"Accept, &c.

"Villa Pamfili, 12 June, 1849, 5 P.M."

He was in fact at Villa Santucci, much farther out, but could not be content without falsifying his date as well as all his statements.

"PROCLAMATION.

"Inhabitants of Rome,—We did not come to bring you war. We came to sustain among you order, with liberty. The intentions of our government have been misunderstood. The labors of the siege have conducted us under your walls. Till now we have wished only occasionally to answer the fire of your batteries. We approach these last moments, when the necessities of war burst out in terrible calamities. Spare them to a city fall of so many glorious memories.

"If you persist in repelling us, on you alone will fall the responsibility of irreparable disasters."

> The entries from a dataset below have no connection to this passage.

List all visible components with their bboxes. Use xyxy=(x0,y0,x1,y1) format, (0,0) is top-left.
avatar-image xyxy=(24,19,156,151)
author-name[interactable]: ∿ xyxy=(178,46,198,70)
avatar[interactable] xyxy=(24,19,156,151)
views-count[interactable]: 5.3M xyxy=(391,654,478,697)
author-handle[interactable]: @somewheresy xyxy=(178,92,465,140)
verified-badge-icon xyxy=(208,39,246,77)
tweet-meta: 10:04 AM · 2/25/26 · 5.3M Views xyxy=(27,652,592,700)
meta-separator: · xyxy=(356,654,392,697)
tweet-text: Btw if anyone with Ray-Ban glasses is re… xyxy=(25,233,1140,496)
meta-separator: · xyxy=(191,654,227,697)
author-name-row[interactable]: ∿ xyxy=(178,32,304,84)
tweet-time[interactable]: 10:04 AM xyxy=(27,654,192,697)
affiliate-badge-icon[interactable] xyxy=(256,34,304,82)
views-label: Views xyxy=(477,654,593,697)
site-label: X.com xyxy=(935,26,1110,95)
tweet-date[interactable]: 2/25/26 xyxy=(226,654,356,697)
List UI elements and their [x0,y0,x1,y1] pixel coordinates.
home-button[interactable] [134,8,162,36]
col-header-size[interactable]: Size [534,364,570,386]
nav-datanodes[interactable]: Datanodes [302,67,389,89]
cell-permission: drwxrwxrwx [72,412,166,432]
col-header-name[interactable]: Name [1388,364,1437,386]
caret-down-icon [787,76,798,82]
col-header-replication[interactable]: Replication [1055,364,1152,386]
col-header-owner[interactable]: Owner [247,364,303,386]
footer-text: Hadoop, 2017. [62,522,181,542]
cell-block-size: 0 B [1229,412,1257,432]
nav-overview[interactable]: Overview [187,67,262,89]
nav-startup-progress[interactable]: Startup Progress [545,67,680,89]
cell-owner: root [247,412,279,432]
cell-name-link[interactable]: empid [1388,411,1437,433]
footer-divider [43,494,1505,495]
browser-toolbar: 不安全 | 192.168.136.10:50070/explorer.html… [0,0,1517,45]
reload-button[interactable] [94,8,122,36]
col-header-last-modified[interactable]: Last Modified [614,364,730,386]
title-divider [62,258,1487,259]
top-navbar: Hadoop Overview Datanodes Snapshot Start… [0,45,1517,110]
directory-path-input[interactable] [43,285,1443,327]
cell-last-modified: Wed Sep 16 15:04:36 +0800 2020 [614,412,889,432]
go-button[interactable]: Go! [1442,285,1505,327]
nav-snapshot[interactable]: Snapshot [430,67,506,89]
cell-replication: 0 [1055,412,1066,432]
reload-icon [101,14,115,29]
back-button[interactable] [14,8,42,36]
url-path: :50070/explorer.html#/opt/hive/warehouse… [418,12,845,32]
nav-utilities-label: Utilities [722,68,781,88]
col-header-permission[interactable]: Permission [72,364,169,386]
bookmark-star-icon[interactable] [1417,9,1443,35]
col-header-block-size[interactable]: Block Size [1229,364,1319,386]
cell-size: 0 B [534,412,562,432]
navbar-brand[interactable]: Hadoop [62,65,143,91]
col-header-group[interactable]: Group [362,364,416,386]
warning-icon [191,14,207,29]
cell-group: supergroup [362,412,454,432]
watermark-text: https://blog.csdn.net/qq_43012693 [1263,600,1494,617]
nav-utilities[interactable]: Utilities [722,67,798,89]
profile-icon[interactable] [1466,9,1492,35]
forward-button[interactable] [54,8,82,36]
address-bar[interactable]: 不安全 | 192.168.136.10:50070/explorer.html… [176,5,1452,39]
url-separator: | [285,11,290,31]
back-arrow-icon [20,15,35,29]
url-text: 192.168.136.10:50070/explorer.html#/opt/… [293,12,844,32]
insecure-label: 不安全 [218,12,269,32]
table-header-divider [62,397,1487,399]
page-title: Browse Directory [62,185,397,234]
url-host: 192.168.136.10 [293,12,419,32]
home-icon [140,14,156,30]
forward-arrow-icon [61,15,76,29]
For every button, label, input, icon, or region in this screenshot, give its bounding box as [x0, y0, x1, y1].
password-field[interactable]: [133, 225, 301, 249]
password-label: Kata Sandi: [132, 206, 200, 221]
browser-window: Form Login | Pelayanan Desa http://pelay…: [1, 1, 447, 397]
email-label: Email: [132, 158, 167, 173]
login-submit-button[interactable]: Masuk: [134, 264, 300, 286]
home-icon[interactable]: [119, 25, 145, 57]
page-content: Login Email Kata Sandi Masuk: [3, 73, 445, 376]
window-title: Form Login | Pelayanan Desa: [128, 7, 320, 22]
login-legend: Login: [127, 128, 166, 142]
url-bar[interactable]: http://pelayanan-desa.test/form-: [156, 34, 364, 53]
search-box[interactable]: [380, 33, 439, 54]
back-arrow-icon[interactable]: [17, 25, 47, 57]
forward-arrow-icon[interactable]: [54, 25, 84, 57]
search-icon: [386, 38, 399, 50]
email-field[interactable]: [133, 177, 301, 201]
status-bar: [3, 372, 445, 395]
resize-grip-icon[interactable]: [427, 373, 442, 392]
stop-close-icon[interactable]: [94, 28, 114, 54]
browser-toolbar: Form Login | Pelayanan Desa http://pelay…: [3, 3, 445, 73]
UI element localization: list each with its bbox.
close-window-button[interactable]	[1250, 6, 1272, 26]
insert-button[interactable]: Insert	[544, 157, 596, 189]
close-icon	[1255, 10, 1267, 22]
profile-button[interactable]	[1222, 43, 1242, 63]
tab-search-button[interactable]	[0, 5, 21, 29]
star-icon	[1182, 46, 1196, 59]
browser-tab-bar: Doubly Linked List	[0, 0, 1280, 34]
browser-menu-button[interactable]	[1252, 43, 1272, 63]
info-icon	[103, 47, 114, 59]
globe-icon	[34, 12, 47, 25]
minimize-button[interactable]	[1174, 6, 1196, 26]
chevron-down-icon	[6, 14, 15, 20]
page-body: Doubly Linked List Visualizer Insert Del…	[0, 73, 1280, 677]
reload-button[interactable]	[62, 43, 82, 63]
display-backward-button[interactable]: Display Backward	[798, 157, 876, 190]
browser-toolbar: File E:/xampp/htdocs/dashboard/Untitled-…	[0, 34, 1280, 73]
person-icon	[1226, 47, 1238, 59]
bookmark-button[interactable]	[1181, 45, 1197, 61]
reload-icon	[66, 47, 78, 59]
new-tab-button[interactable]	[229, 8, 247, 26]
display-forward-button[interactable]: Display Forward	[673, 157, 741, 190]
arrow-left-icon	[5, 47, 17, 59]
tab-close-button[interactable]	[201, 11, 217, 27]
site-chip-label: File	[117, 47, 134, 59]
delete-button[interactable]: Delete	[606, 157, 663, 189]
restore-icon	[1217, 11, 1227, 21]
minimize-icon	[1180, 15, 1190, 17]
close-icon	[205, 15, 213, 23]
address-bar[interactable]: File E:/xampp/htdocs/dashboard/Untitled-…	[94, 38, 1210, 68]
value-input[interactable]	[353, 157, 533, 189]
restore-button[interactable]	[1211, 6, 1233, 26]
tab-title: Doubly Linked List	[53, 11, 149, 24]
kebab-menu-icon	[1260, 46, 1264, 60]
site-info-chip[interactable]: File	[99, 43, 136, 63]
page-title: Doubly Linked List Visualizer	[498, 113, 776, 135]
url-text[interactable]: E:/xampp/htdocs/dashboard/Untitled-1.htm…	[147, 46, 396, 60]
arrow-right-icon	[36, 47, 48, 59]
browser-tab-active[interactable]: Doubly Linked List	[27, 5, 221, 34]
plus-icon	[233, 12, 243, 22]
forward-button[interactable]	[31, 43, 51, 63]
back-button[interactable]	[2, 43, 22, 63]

The following are the answers of the various functionaries to whom this letter was sent:—

ANSWER OF THE ASSEMBLY.

"General,—The Roman Constitutional Assembly informs you, in reply to your despatch of yesterday, that, having concluded a convention from the 31st of May, 1849, with M. de Lesseps, Minister Plenipotentiary of the French Republic, a convention which we confirmed soon after your protest, it must consider that convention obligatory for both parties, and indeed a safeguard of the rights of nations, until it has been ratified or declined by the government of France. Therefore the Assembly must regard as a violation of that convention every hostile act of the French army since the above-named 31st of May, and all others that shall take place before the resolution of your government can be made known, and before the expiration of the time agreed upon for the armistice. You demand, General, an answer correspondent to the intentions and power of France. Nothing could be more conformable with the intentions and power of France than to cease a flagrant violation of the rights of nations.

"Whatever may be the results of such violation, the people of Rome are not responsible for them. Rome is strong in its right, and decided to maintain tire conventions which attach it to your nation; only it finds itself constrained by the necessity of self-defence to repel unjust aggressions.